An Idealisation of the Average

In fictional narration, verisimilitude is absolutely essential. A story must be consistent and must contain no event glaringly removed from the usual order of things, unless that event is the main incident, and is approached with the most careful preparation. In real life, odd and erratic things do occasionally happen; but they are out of place in an ordinary story, since fiction is a sort of idealisation of the average. Development should be as life-like as possible, and a weak, trickling conclusion should be assiduously avoided. The end of a story must be stronger rather than weaker than the beginning; since it is the end which contains the denouement or culmination, and which will leave the strongest impression upon the reader. It would not be amiss for the novice to write the last paragraph of his story first, once a synopsis of the plot has been carefully prepared—as it always should be.

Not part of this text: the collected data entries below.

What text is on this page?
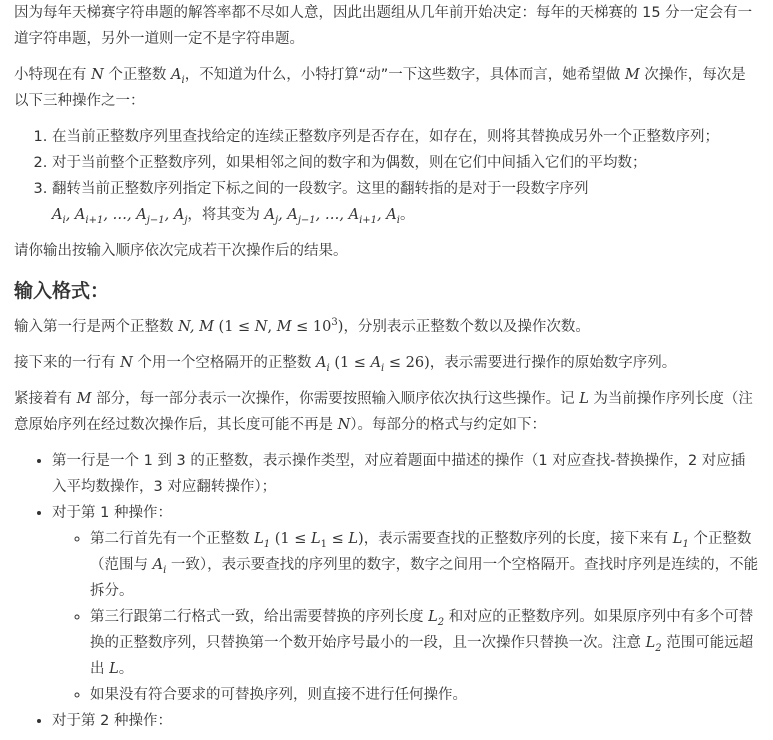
因为每年天梯赛字符串题的解答率都不尽如人意，因此出题组从几年前开始决定：每年的天梯赛的 15 分一定会有一道字符串题，另外一道则一定不是字符串题。

小特现在有 N 个正整数 $A_i$，不知道为什么，小特打算“动”一下这些数字，具体而言，她希望做 M 次操作，每次是以下三种操作之一：

1. 在当前正整数序列里查找给定的连续正整数序列是否存在，如存在，则将其替换成另外一个正整数序列；
2. 对于当前整个正整数序列，如果相邻之间的数字和为偶数，则在它们中间插入它们的平均数；
3. 翻转当前正整数序列指定下标之间的一段数字。这里的翻转指的是对于一段数字序列
$A_i$, $A_{i+1}$, …, $A_{j-1}$, $A_j$，将其变为 $A_j$, $A_{j-1}$, …, $A_{i+1}$, $A_i$。

请你输出按输入顺序依次完成若干次操作后的结果。

输入格式：

输入第一行是两个正整数 N, M (1 ≤ N, $M \le 10^3$)，分别表示正整数个数以及操作次数。

接下来的一行有 N 个用一个空格隔开的正整数 $A_i$ $(1 \le A_i \le 26)$，表示需要进行操作的原始数字序列。

紧接着有 M 部分，每一部分表示一次操作，你需要按照输入顺序依次执行这些操作。记 L 为当前操作序列长度（注意原始序列在经过数次操作后，其长度可能不再是 N）。每部分的格式与约定如下：

• 第一行是一个 1 到 3 的正整数，表示操作类型，对应着题面中描述的操作（1 对应查找-替换操作，2 对应插入平均数操作，3 对应翻转操作）；
• 对于第 1 种操作：
◦ 第二行首先有一个正整数 $L_1$ $(1 \le L_1 \le L)$，表示需要查找的正整数序列的长度，接下来有 $L_1$ 个正整数（范围与 $A_i$ 一致），表示要查找的序列里的数字，数字之间用一个空格隔开。查找时序列是连续的，不能拆分。
◦ 第三行跟第二行格式一致，给出需要替换的序列长度 $L_2$ 和对应的正整数序列。如果原序列中有多个可替换的正整数序列，只替换第一个数开始序号最小的一段，且一次操作只替换一次。注意 $L_2$ 范围可能远超出 L。
◦ 如果没有符合要求的可替换序列，则直接不进行任何操作。
• 对于第 2 种操作：
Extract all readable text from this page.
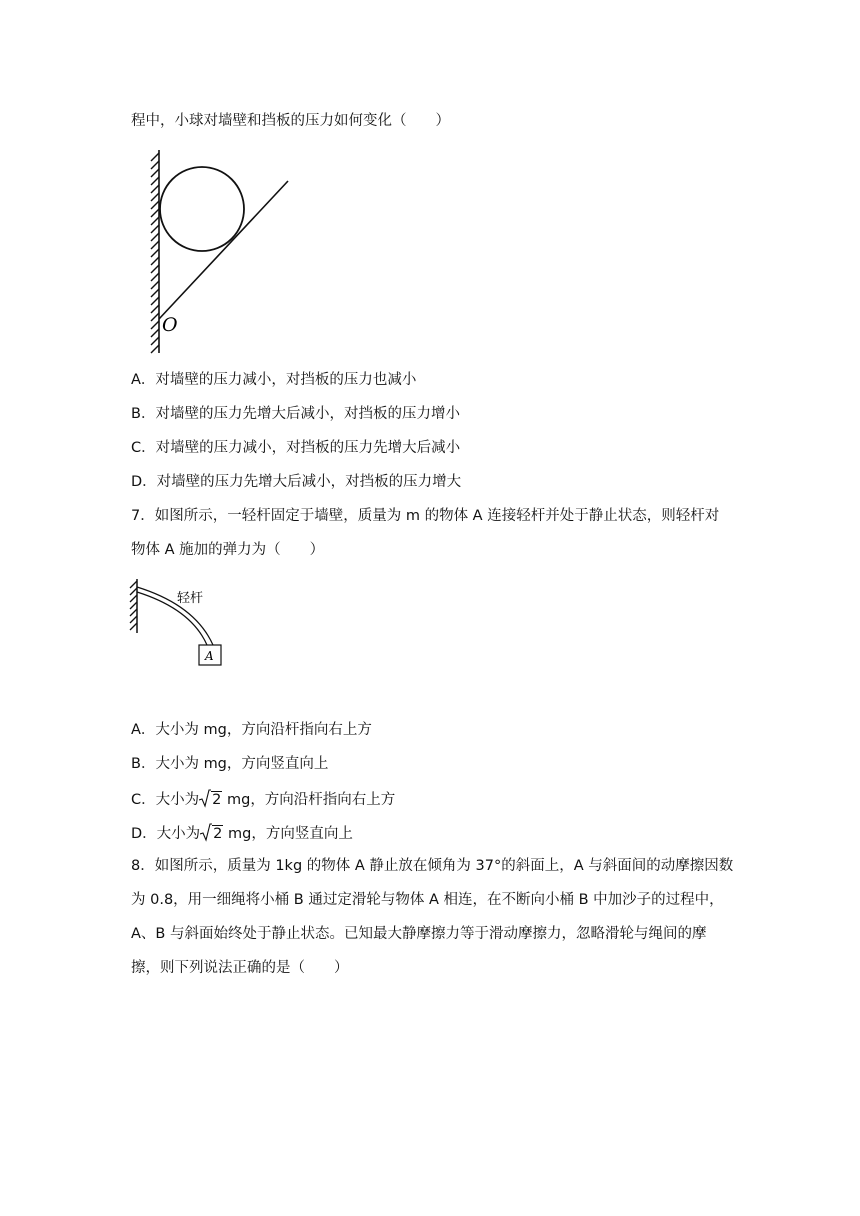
程中，小球对墙壁和挡板的压力如何变化（　　）
O
A．对墙壁的压力减小，对挡板的压力也减小
B．对墙壁的压力先增大后减小，对挡板的压力增小
C．对墙壁的压力减小，对挡板的压力先增大后减小
D．对墙壁的压力先增大后减小，对挡板的压力增大
7．如图所示，一轻杆固定于墙壁，质量为 m 的物体 A 连接轻杆并处于静止状态，则轻杆对
物体 A 施加的弹力为（　　）
轻杆
A
A．大小为 mg，方向沿杆指向右上方
B．大小为 mg，方向竖直向上
C．大小为 2 mg，方向沿杆指向右上方
D．大小为 2 mg，方向竖直向上
8．如图所示，质量为 1kg 的物体 A 静止放在倾角为 37°的斜面上，A 与斜面间的动摩擦因数
为 0.8，用一细绳将小桶 B 通过定滑轮与物体 A 相连，在不断向小桶 B 中加沙子的过程中，
A、B 与斜面始终处于静止状态。已知最大静摩擦力等于滑动摩擦力，忽略滑轮与绳间的摩
擦，则下列说法正确的是（　　）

In this way he will be able to concentrate his freshest mental vigour upon the most important part of his narrative; and if any changes are later found needful, they can easily be made. In no part of a narrative should a grand or emphatic thought or passage be followed by one of tame or prosaic quality. This is anticlimax, and exposes a writer to much ridicule.

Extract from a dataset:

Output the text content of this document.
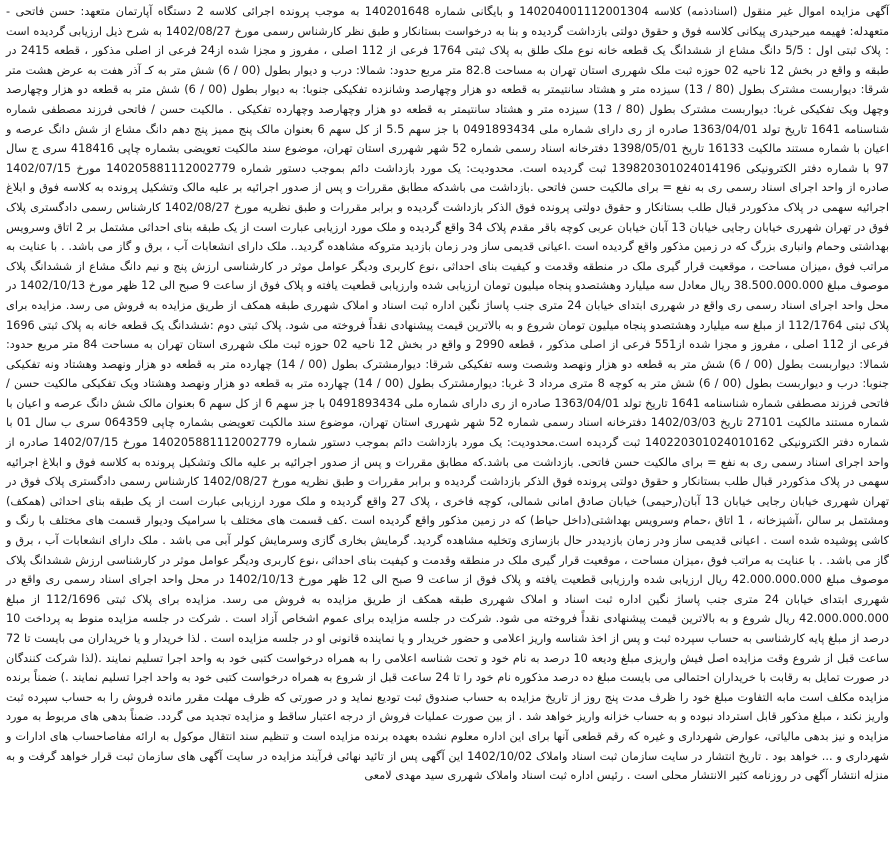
آگهی مزایده اموال غیر منقول (اسنادذمه) کلاسه 140204001112001304 و بایگانی شماره 140201648 به موجب پرونده اجرائی کلاسه 2 دستگاه آپارتمان متعهد: حسن فاتحی - متعهدله: فهیمه میرحیدری پیکانی کلاسه فوق و حقوق دولتی بازداشت گردیده و بنا به درخواست بستانکار و طبق نظر کارشناس رسمی مورخ 1402/08/27 به شرح ذیل ارزیابی گردیده است : پلاک ثبتی اول : 5/5 دانگ مشاع از ششدانگ یک قطعه خانه نوع ملک طلق به پلاک ثبتی 1764 فرعی از 112 اصلی ، مفروز و مجزا شده از24 فرعی از اصلی مذکور ، قطعه 2415 در طبقه و واقع در بخش 12 ناحیه 02 حوزه ثبت ملک شهرری استان تهران به مساحت 82.8 متر مربع حدود: شمالا: درب و دیوار بطول (00 / 6) شش متر به کـ آذر هفت به عرض هشت متر شرقا: دیواربست مشترک بطول (80 / 13) سیزده متر و هشتاد سانتیمتر به قطعه دو هزار وچهارصد وشانزده تفکیکی جنوبا: به دیوار بطول (00 / 6) شش متر به قطعه دو هزار وچهارصد وچهل ویک تفکیکی غربا: دیواربست مشترک بطول (80 / 13) سیزده متر و هشتاد سانتیمتر به قطعه دو هزار وچهارصد وچهارده تفکیکی . مالکیت حسن / فاتحی فرزند مصطفی شماره شناسنامه 1641 تاریخ تولد 1363/04/01 صادره از ری دارای شماره ملی 0491893434 با جز سهم 5.5 از کل سهم 6 بعنوان مالک پنج ممیز پنج دهم دانگ مشاع از شش دانگ عرصه و اعیان با شماره مستند مالکیت 16133 تاریخ 1398/05/01 دفترخانه اسناد رسمی شماره 52 شهر شهرری استان تهران، موضوع سند مالکیت تعویضی بشماره چاپی 418416 سری ج سال 97 با شماره دفتر الکترونیکی 139820301024014196 ثبت گردیده است. محدودیت: یک مورد بازداشت دائم بموجب دستور شماره 140205881112002779 مورخ 1402/07/15 صادره از واحد اجرای اسناد رسمی ری به نفع = برای مالکیت حسن فاتحی .بازداشت می باشدکه مطابق مقررات و پس از صدور اجرائیه بر علیه مالک وتشکیل پرونده به کلاسه فوق و ابلاغ اجرائیه سهمی در پلاک مذکوردر قبال طلب بستانکار و حقوق دولتی پرونده فوق الذکر بازداشت گردیده و برابر مقررات و طبق نظریه مورخ 1402/08/27 کارشناس رسمی دادگستری پلاک فوق در تهران شهرری خیابان رجایی خیابان 13 آبان خیابان عربی کوچه باقر مقدم پلاک 34 واقع گردیده و ملک مورد ارزیابی عبارت است از یک طبقه بنای احداثی مشتمل بر 2 اتاق وسرویس بهداشتی وحمام وانباری بزرگ که در زمین مذکور واقع گردیده است .اعیانی قدیمی ساز ودر زمان بازدید متروکه مشاهده گردید.. ملک دارای انشعابات آب ، برق و گاز می باشد. . با عنایت به مراتب فوق ،میزان مساحت ، موقعیت قرار گیری ملک در منطقه وقدمت و کیفیت بنای احداثی ،نوع کاربری ودیگر عوامل موثر در کارشناسی ارزش پنج و نیم دانگ مشاع از ششدانگ پلاک موصوف مبلغ 38.500.000.000 ریال معادل سه میلیارد وهشتصدو پنجاه میلیون تومان ارزیابی شده وارزیابی قطعیت یافته و پلاک فوق از ساعت 9 صبح الی 12 ظهر مورخ 1402/10/13 در محل واحد اجرای اسناد رسمی ری واقع در شهرری ابتدای خیابان 24 متری جنب پاساژ نگین اداره ثبت اسناد و املاک شهرری طبقه همکف از طریق مزایده به فروش می رسد. مزایده برای پلاک ثبتی 112/1764 از مبلغ سه میلیارد وهشتصدو پنجاه میلیون تومان شروع و به بالاترین قیمت پیشنهادی نقداً فروخته می شود. پلاک ثبتی دوم :ششدانگ یک قطعه خانه به پلاک ثبتی 1696 فرعی از 112 اصلی ، مفروز و مجزا شده از551 فرعی از اصلی مذکور ، قطعه 2990 و واقع در بخش 12 ناحیه 02 حوزه ثبت ملک شهرری استان تهران به مساحت 84 متر مربع حدود: شمالا: دیواربست بطول (00 / 6) شش متر به قطعه دو هزار ونهصد وشصت وسه تفکیکی شرقا: دیوارمشترک بطول (00 / 14) چهارده متر به قطعه دو هزار ونهصد وهشتاد ونه تفکیکی جنوبا: درب و دیواربست بطول (00 / 6) شش متر به کوچه 8 متری مرداد 3 غربا: دیوارمشترک بطول (00 / 14) چهارده متر به قطعه دو هزار ونهصد وهشتاد ویک تفکیکی مالکیت حسن / فاتحی فرزند مصطفی شماره شناسنامه 1641 تاریخ تولد 1363/04/01 صادره از ری دارای شماره ملی 0491893434 با جز سهم 6 از کل سهم 6 بعنوان مالک شش دانگ عرصه و اعیان با شماره مستند مالکیت 27101 تاریخ 1402/03/03 دفترخانه اسناد رسمی شماره 52 شهر شهرری استان تهران، موضوع سند مالکیت تعویضی بشماره چاپی 064359 سری ب سال 01 با شماره دفتر الکترونیکی 140220301024010162 ثبت گردیده است.محدودیت: یک مورد بازداشت دائم بموجب دستور شماره 140205881112002779 مورخ 1402/07/15 صادره از واحد اجرای اسناد رسمی ری به نفع = برای مالکیت حسن فاتحی. بازداشت می باشد.که مطابق مقررات و پس از صدور اجرائیه بر علیه مالک وتشکیل پرونده به کلاسه فوق و ابلاغ اجرائیه سهمی در پلاک مذکوردر قبال طلب بستانکار و حقوق دولتی پرونده فوق الذکر بازداشت گردیده و برابر مقررات و طبق نظریه مورخ 1402/08/27 کارشناس رسمی دادگستری پلاک فوق در تهران شهرری خیابان رجایی خیابان 13 آبان(رحیمی) خیابان صادق امانی شمالی، کوچه فاخری ، پلاک 27 واقع گردیده و ملک مورد ارزیابی عبارت است از یک طبقه بنای احداثی (همکف) ومشتمل بر سالن ،آشپزخانه ، 1 اتاق ،حمام وسرویس بهداشتی(داخل حیاط) که در زمین مذکور واقع گردیده است .کف قسمت های مختلف با سرامیک ودیوار قسمت های مختلف با رنگ و کاشی پوشیده شده است . اعیانی قدیمی ساز ودر زمان بازدیددر حال بازسازی وتخلیه مشاهده گردید. گرمایش بخاری گازی وسرمایش کولر آبی می باشد . ملک دارای انشعابات آب ، برق و گاز می باشد. . با عنایت به مراتب فوق ،میزان مساحت ، موقعیت قرار گیری ملک در منطقه وقدمت و کیفیت بنای احداثی ،نوع کاربری ودیگر عوامل موثر در کارشناسی ارزش ششدانگ پلاک موصوف مبلغ 42.000.000.000 ریال ارزیابی شده وارزیابی قطعیت یافته و پلاک فوق از ساعت 9 صبح الی 12 ظهر مورخ 1402/10/13 در محل واحد اجرای اسناد رسمی ری واقع در شهرری ابتدای خیابان 24 متری جنب پاساژ نگین اداره ثبت اسناد و املاک شهرری طبقه همکف از طریق مزایده به فروش می رسد. مزایده برای پلاک ثبتی 112/1696 از مبلغ 42.000.000.000 ریال شروع و به بالاترین قیمت پیشنهادی نقداً فروخته می شود. شرکت در جلسه مزایده برای عموم اشخاص آزاد است . شرکت در جلسه مزایده منوط به پرداخت 10 درصد از مبلغ پایه کارشناسی به حساب سپرده ثبت و پس از اخذ شناسه واریز اعلامی و حضور خریدار و یا نماینده قانونی او در جلسه مزایده است . لذا خریدار و یا خریداران می بایست تا 72 ساعت قبل از شروع وقت مزایده اصل فیش واریزی مبلغ ودیعه 10 درصد به نام خود و تحت شناسه اعلامی را به همراه درخواست کتبی خود به واحد اجرا تسلیم نمایند .(لذا شرکت کنندگان در صورت تمایل به رقابت با خریداران احتمالی می بایست مبلغ ده درصد مذکوره نام خود را تا 24 ساعت قبل از شروع به همراه درخواست کتبی خود به واحد اجرا تسلیم نمایند .) ضمناً برنده مزایده مکلف است مابه التفاوت مبلغ خود را ظرف مدت پنج روز از تاریخ مزایده به حساب صندوق ثبت تودیع نماید و در صورتی که ظرف مهلت مقرر مانده فروش را به حساب سپرده ثبت واریز نکند ، مبلغ مذکور قابل استرداد نبوده و به حساب خزانه واریز خواهد شد . از بین صورت عملیات فروش از درجه اعتبار ساقط و مزایده تجدید می گردد. ضمناً بدهی های مربوط به مورد مزایده و نیز بدهی مالیاتی، عوارض شهرداری و غیره که رقم قطعی آنها برای این اداره معلوم نشده بعهده برنده مزایده است و تنظیم سند انتقال موکول به ارائه مفاصاحساب های ادارات و شهرداری و ... خواهد بود . تاریخ انتشار در سایت سازمان ثبت اسناد واملاک 1402/10/02 این آگهی پس از تائید نهائی فرآیند مزایده در سایت آگهی های سازمان ثبت قرار خواهد گرفت و به منزله انتشار آگهی در روزنامه کثیر الانتشار محلی است . رئیس اداره ثبت اسناد واملاک شهرری سید مهدی لامعی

DESCRIPTION: In his essay “Literary Composition,” which Lovecraft wrote at the beginning of his career as a writer, he describes his approach to writing fiction.

CITATION: Lovecraft, H. P. “Literary Composition.” Collected Essays. Edited by S. T. Joshi, vol. 2, Hippocampus Press, 2004, pp. 39-45.



The one form of literary appeal which I consider absolutely unsound, charlatanic, and valueless—frivolous, insincere, irrelevant, and meaningless—is that mode of handling human events and values and motivations known as romanticism. Dumas, Scott, Stevenson—my gawd! Here is sheer puerility—the concoction of false glamours and enthusiasms and events out of an addled and distorted background which has no relation to anything in the genuine thoughts, feelings, and experiences of evolved and adult mankind. Its very essence is that one unforgivable disparity which forms the supreme crux of all cheapness and commonness—the investing of things and events with wholly disproportioned and inappropriate emotions. Heroic tales are not unsound so long as they adhere to the actual essentials of life and the human spirit; but when some sentimental poseur adopts their tone for artificial and trivial unrealities, the result is too nauseating and wearisome for words.

DESCRIPTION: In a letter to fellow writer Clark Ashton Smith, Lovecraft derides romanticism, claiming that it is inherently unrealistic and inauthentic.

CITATION: Lovecraft, H. P. “To Clark Ashton Smith.” 17 Oct. 1930. Lord of a Visible World: An Autobiography in Letters. Edited by S. T. Joshi and David E. Schultz, Ohio University Press, 2000, pp. 210-13.